The finish line of a marathon is already a powerful and emotional experience. For the average person, training for a 26.2 mile race involves a lot of hard work and sacrifice. Getting up at 4:30 a.m. on a Saturday morning to get that 20 mile run in on already tired legs before it gets too hot or getting up at 4:00 a.m. on a Wednesday to get in that 12 mile run before work. Then having to go to work or mow the lawn or deal with your crazy dogs who now need their exercise and meet all of life's other demands and you're tired. So tired, all the time. You end up cutting out a lot of other activities because over time the training wears you down. You become obsessed with your nutrition and your gear and the weather. But you've set your goal and you know that after all your hard work that finish line and amazing sense of accomplishment are waiting for you.
This is me and my friend on April 24, 1983 finishing our first marathon, the now defunct Lake County Heart Marathon that went from Zion to Highland Park/Ravinia in the the northern suburbs of Chicago. I was 18 years old and running a marathon was not so common as it is now. I felt like if I could do this, I could do anything.
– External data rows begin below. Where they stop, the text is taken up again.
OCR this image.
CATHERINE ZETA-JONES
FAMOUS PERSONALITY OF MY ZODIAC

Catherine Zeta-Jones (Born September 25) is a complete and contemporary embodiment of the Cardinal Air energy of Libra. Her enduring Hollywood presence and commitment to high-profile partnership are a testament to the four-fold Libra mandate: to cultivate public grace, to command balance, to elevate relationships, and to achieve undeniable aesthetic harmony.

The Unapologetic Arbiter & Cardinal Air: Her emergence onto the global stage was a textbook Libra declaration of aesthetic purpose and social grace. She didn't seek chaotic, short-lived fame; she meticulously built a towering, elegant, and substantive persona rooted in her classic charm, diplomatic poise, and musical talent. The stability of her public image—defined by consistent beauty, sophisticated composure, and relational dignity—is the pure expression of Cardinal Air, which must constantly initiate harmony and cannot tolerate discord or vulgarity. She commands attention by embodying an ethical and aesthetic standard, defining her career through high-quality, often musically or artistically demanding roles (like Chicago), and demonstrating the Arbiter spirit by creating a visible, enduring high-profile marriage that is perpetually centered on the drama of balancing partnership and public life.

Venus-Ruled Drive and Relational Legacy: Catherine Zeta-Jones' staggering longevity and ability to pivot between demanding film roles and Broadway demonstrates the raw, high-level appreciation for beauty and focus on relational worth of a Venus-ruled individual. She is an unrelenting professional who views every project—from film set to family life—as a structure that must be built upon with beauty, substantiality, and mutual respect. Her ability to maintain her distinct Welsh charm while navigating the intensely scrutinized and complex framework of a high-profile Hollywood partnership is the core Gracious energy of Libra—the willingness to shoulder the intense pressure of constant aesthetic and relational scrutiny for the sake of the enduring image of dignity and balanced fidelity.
30 years later I can still feel the mix of physical and mental fatigue and joy and anticipation as I approached the finish line of my first marathon. I even remember encouraging another runner on just a mile or two from the finish as she made noises about giving up. And then the incredible feeling of accomplishment and exhaustion and relief and happiness when I crossed that finish line. The emotions you feel at the sight of the finish line of a marathon are something you have to experience first hand to understand completely.
And for many, the Boston Marathon is even more of an emotional event. It's not easy to qualify for Boston. It can take many years of hard training to qualify and some never do despite the hard work. Boston was never one of my goals but for many people I know it's a powerful, intense, life changing event. The finish line there is particularly notorious for its incredible celebratory atmosphere. I find the idea of being greeted by a bomb at the finish line of this or any marathon incomprehensible. How those runners at the finish line of Boston found room for the emotions of a bomb going off and the horrible aftermath in addition to all the other emotions and exhaustion they were already feeling is even more incomprehensible.
Marathon running has grown in popularity over the years but it's still a fringe sport. Most people don't even know Boston is being run until they see it on the evening news. Heck, I didn't even realize it was going on until the NPR program I was listening to was interrupted by news of the bombing. In hindsight I can see how it's a perfect target in so many ways but before yesterday I never in a million years would have expected a marathon to be a terrorism target. How dare the real world intrude on our little community. And perhaps even worse, on the supporters of our little community because the spectators bore the brunt of the blasts and suffered the worst of the injuries. I can't fathom how it must feel as a runner to have such a hard earned accomplishment paired with the death or severe injury of a loved one who had selflessly come to support me.
Finish lines should be about joy and accomplishment and the wonderful feeling of exhaustion from a goal well met. Don't let the terrorists take away your finish line.